Similar to the aortic arch debranching techniques, hybrid procedures can also be used to treat distally extending aortic disease involving the visceral aortic segment. Aortic visceral debranching with extra-anatomic bypasses allows for retrograde perfusion of the visceral and renal arteries from the lower aorta or iliac arteries, during endovascular stent grafting of thoracoabdominal aorta. This technique has the advantage of avoiding a thoracoabdominal incision, visceral and renal ischemic time, and the use of left heart bypass. It can be performed as a single or two-stage procedure. The advantage of the single stage surgery is to avoid a possible aneurysm rupture between the interventions. The two stage procedure allows for a shorter interventional procedure, a lower incidence of acute kidney injury by avoiding administration of a contrast load immediately after an ischemic episode, and avoiding ischemia reperfusion injury with hypotension [59]. Reno-visceral debranching combined with TEVAR is preserved for patients at very high risk for open surgical repair.

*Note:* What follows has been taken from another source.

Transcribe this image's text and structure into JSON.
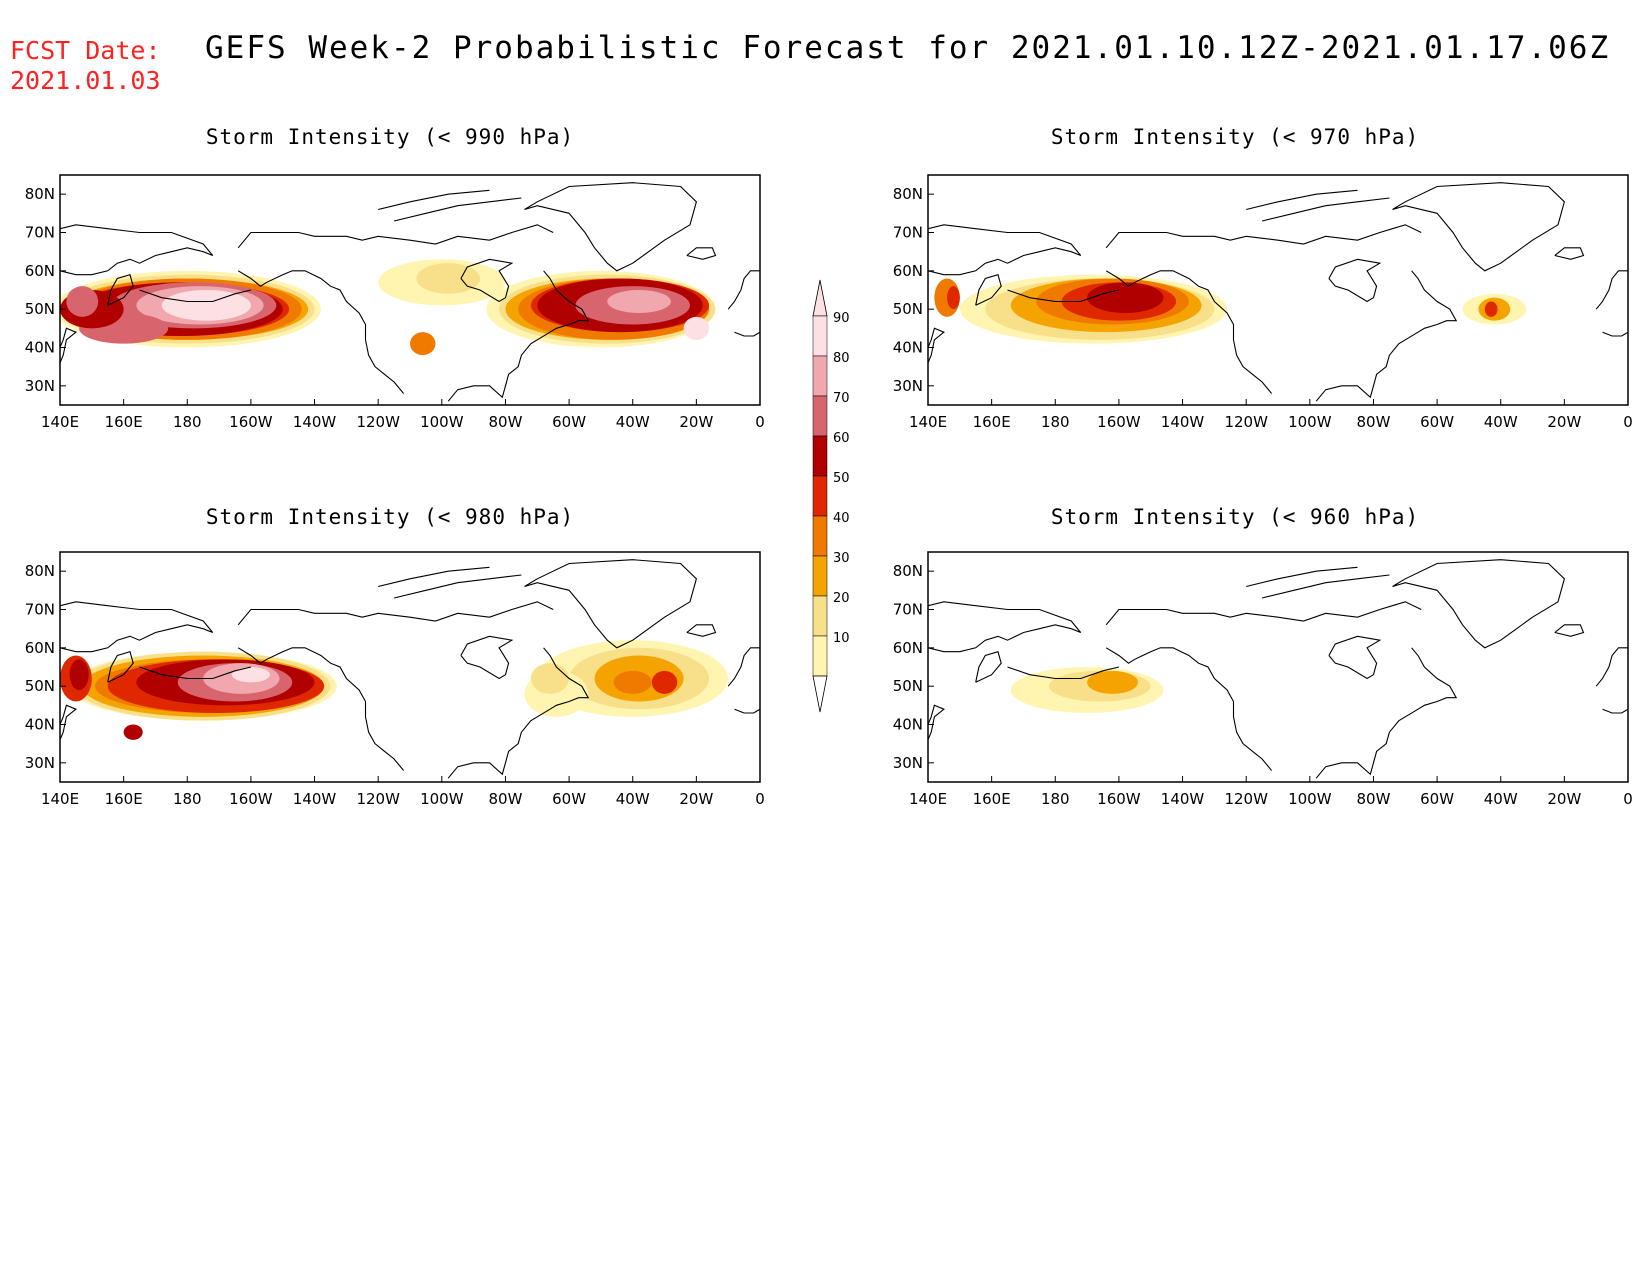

Complications Unique to Endovascular Aneurysm Repair

Complications unique to TEVAR include the development of endoleaks, stent graft migration, occlusion of aortic branches with acute ischemic complications, access site complications, post-implantation syndrome, and cumulative radiation exposure.

Classifications of Endoleaks and the Need for Repeat Interventions

Endoleaks occur with incomplete exclusion of the aortic aneurysm by the stent graft, due to the continued flow into the aneurysmal sac. They are the most common cause of aneurysm rupture after endovascular aortic repair, and the most common indication for reintervention (7%) [60]. Endoleaks may occur immediately or late after surgery, therefore, long term follow-up with aortic imaging is required for patients after TEVAR. There are five types of endoleaks, which differ in their mechanism, prognosis and clinical management (Table 11.3) [61, 62].

Table 11.3 Types of endoleaks associated with TEVAR, mechanism and clinical management

Stent Graft Migration

Stent graft migration occurs when the stent changes its position over time due to inappropriate seal at the proximal landing zone. The most common causes for migration are suboptimal graft sizing—graft is under-sized—and landing on diseased aorta.

Access Site Complications

Arterial access for endovascular aortic repair can be performed via percutaneous or cut-down techniques. Percutaneous access has a lower rate of complications, and is associated with faster recovery and patient ambulation, and lower pain scores. The presence of arterial calcifications, prior groin exploration, and small vessel caliber may preclude the use of a percutaneous approach. Arterial thrombosis with acute leg ischemia, pseudoaneurysm formation, bleeding, infection, and arterial dissection are among the most common vascular site complications. These may require additional interventions such as thrombectomy, endarterectomy, and angioplasty to ensure arterial patency and hemostasis [28]. Iliac surgical conduit is commonly used for entry point and passage of the endovascular device into heavily diseased iliac arteries. Arterial rupture most commonly occurs during insertion or removal of the delivery system [63].

Post-implantation Syndrome

Post-implantation syndrome is a self-limited inflammatory phenomenon, which occurs several days to several weeks after endovascular stent grafting of the aorta. It presents with fever, malaise, increased white blood cell count and C-reactive protein, and may be difficult to distinguish from infection. Factors contributing to the development of post-implantation syndrome are the stent graft material, and ongoing thrombosis of the excluded aneurysmal sac. Careful inspection of the wound sites, negative blood cultures and low procalcitonin level can help to distinguish from blood stream infection.